Special to WorldTribune.com
Significant, and largely-unnoticed, changes, with long-term consequences, were being made in U.S. military commitments in the Middle East as the U.S. political system was preoccupied with the Nov. 8, election process.
Outgoing President Barack Obama had initiated processes to attempt to commit the U.S. to comprehensive military engagement in Syria and in Yemen, in support of Turkey, Qatar, and Saudi Arabia, despite the fact that, in particular, the Turkish government was moving into a position of direct hostility toward U.S., NATO, and European interests.
U.S. Secretary of Defense Ashton Carter had, on Oct. 22, met with Turkish officials to negotiate a Turkish military involvement inside Iraq, to support the liberation of Mosul from DI’ISH (asad-Dawlah al-Islamiyah fi al-‘Iraq wash-Sham) occupying forces.
Iraqi Prime Minister Haider al-Abadi immediately rejected the move to insert the Turkish forces, which was clearly a move by Turkey to replace and perhaps oppose Turkish Kurdish forces, particularly the Peshmerga fighters, engaged in the war against DI’ISH.
Turkey sees these and other Kurdish forces as its primary adversary, and its movement of troops into neighboring Syria — again, ostensibly to fight DI’ISH — has also been primarily to fight Kurdish and Syrian government forces.

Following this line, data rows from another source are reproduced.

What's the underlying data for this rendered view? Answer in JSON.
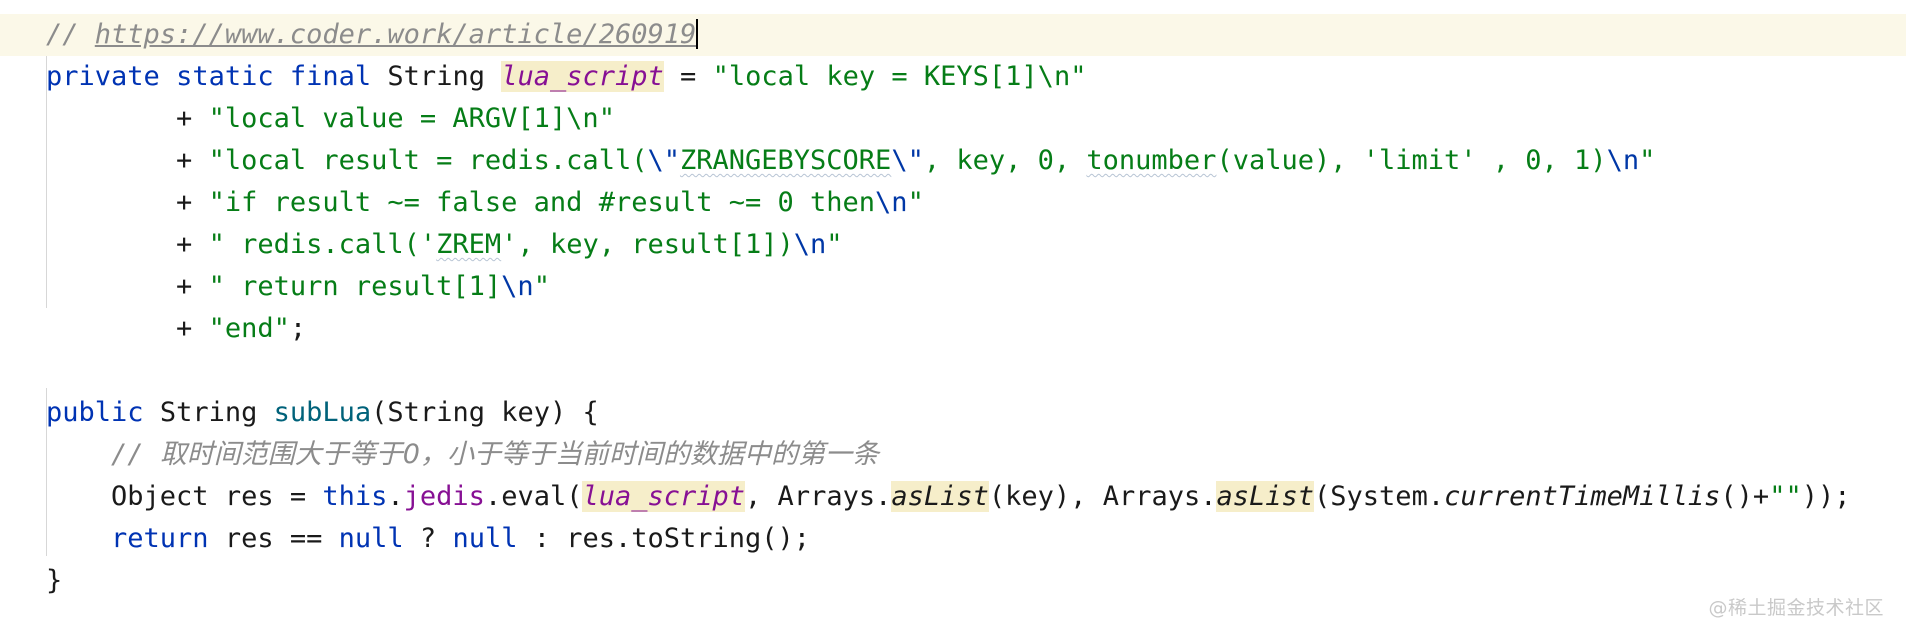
{
  "editor": {
    "language": "java",
    "background_color": "#ffffff",
    "current_line_highlight_color": "#fbf8e8",
    "caret_color": "#000000",
    "colors": {
      "keyword": "#0033b3",
      "string": "#067d17",
      "escape": "#0037a6",
      "field": "#871094",
      "static_field": "#871094",
      "method_declaration": "#00627a",
      "comment": "#8c8c8c",
      "static_highlight_bg": "#f6eeca",
      "indent_guide": "#d7d7d7",
      "text": "#1a1a1a"
    }
  },
  "code": {
    "line1": {
      "comment_marker": "// ",
      "url": "https://www.coder.work/article/260919"
    },
    "line2": {
      "kw_private": "private",
      "kw_static": "static",
      "kw_final": "final",
      "type_string": "String",
      "var_name": "lua_script",
      "equals": " = ",
      "string": "\"local key = KEYS[1]\\n\""
    },
    "line3": {
      "plus": "+ ",
      "string": "\"local value = ARGV[1]\\n\""
    },
    "line4": {
      "plus": "+ ",
      "part1": "\"local result = redis.call(",
      "esc1": "\\\"",
      "word1": "ZRANGEBYSCORE",
      "esc2": "\\\"",
      "part2": ", key, 0, ",
      "word2": "tonumber",
      "part3": "(value), 'limit' , 0, 1)",
      "esc3": "\\n",
      "part4": "\""
    },
    "line5": {
      "plus": "+ ",
      "part1": "\"if result ~= false and #result ~= 0 then",
      "esc": "\\n",
      "part2": "\""
    },
    "line6": {
      "plus": "+ ",
      "part1": "\" redis.call('",
      "word": "ZREM",
      "part2": "', key, result[1])",
      "esc": "\\n",
      "part3": "\""
    },
    "line7": {
      "plus": "+ ",
      "part1": "\" return result[1]",
      "esc": "\\n",
      "part2": "\""
    },
    "line8": {
      "plus": "+ ",
      "string": "\"end\"",
      "semicolon": ";"
    },
    "line9": {
      "text": ""
    },
    "line10": {
      "kw_public": "public",
      "type_string": "String",
      "method_name": "subLua",
      "params": "(String key) {"
    },
    "line11": {
      "marker": "// ",
      "text": "取时间范围大于等于0，小于等于当前时间的数据中的第一条"
    },
    "line12": {
      "part1": "Object res = ",
      "kw_this": "this",
      "dot1": ".",
      "field_jedis": "jedis",
      "dot2": ".eval(",
      "var_lua": "lua_script",
      "part2": ", Arrays.",
      "static1": "asList",
      "part3": "(key), Arrays.",
      "static2": "asList",
      "part4": "(System.",
      "static3": "currentTimeMillis",
      "part5": "()+",
      "empty_string": "\"\"",
      "part6": "));"
    },
    "line13": {
      "kw_return": "return",
      "part1": " res == ",
      "kw_null1": "null",
      "part2": " ? ",
      "kw_null2": "null",
      "part3": " : res.toString();"
    },
    "line14": {
      "text": "}"
    }
  },
  "watermark": {
    "text": "@稀土掘金技术社区"
  }
}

Prime Minister al-Abadi noted, with some restraint, that Iraqi, Kurdish and other local forces would handle the battle for Mosul, but the reality was that Ash Carter’s move on behalf of Turkey — the government of which now sees the U.S. as its principal adversary — further worsened the rift emerging between the Iraqi and U.S. governments.
U.S. ABC News noted on Oct. 22: “Some 500 Turkish troops at a base north of Mosul have been training Sunni and Kurdish fighters since last December . The Iraqi government says the troops are there without permission and has called on them to withdraw. Turkey has refused, and insists it will play a role in liberating the city.”
The rift between the Iraqi and Turkish governments, too, is now significant.
Within Syria, the U.S. has pushed its combat air assets into closer and closer risk of direct confrontation with both Syrian Government and Russian forces, deliberately courting a reaction from them, which would then act as a casus belli for direct U.S. military involvement in the war in Syria, a move which would automatically provide full license for Turkey’s already expanding ground force engagement in Syria.
U.S. Secretary of Defense Carter had told NATO officials on Oct. 8, that Russia would soon pay a price for escalating the conflict in Syria, against the rebel forces there, including DI’ISH. The Russian Government had said, on Oct. 6, that it would shoot down any U.S. military aircraft which attacked or threatened Russian forces in Syria.
Igor Konashenkov, the Russian Ministry of Defense spokesman, noted: “I draw attention of ‘hotheads’ that after a strike on Syrian troops in Deir ez-Sor by planes of the coalition on Sept. 17 , we have taken all necessary measures to rule out any such ‘mistakes’ against Russian military and military facilities in Syria”, a clear reference to the deployment of the Russian S-300VM Antey-2500 anti-air missile systems to Syria.
The Obama White House has a longstanding commitment to support its Sunni partners in the region (Turkey, Saudi Arabia, and Qatar), who are anxious to replace a nominally Shi’a (‘Alawite) leader in Damascus, and remove all non-Sunnis from Syria.
The U.S. Defense Dept. concern, however, is more strategic: it sees Russia now filling the great power vacuum in the Middle East. Thus, the Pentagon now supports direct engagement.
Similarly, Obama White House commitments to Saudi Arabia have led the U.S. into increasing military engagement in the Saudi-led (and so far highly unsuccessful) war in Yemen against Zaidi Shi’a and allied forces. In addition to intelligence and some air assets, the U.S. Navy on Oct. 15, began escalating attacks against Zaidi Shi’a (Houthi-led) radar installations in Yemen after two unconfirmed, alleged attempts by shore forces to fire anti-ship missiles at U.S. Navy vessels. The Arleigh Burke-class heavy destroyer, USS Mason (DDG-87) on Oct. 15, fired off countermeasures (no incoming missile hit was actually recorded), and then three Tomahawk land-attack cruise missiles were fired against the Houthi shore sites by the USS Nitze.
There is some question as to whether this provocation — like the Ghouta chemical device incident in Syria on Aug. 21, 2013 — was in fact undertaken by Saudi forces to “legitimize” a U.S. military engagement in Yemen. But what is clear is the fact that the Obama White House seems determined to ensure that the U.S. was actively engaged in a conventional military commitment in Syria and Yemen before President Obama left office, regardless of the consequences left for the incoming U.S. administration.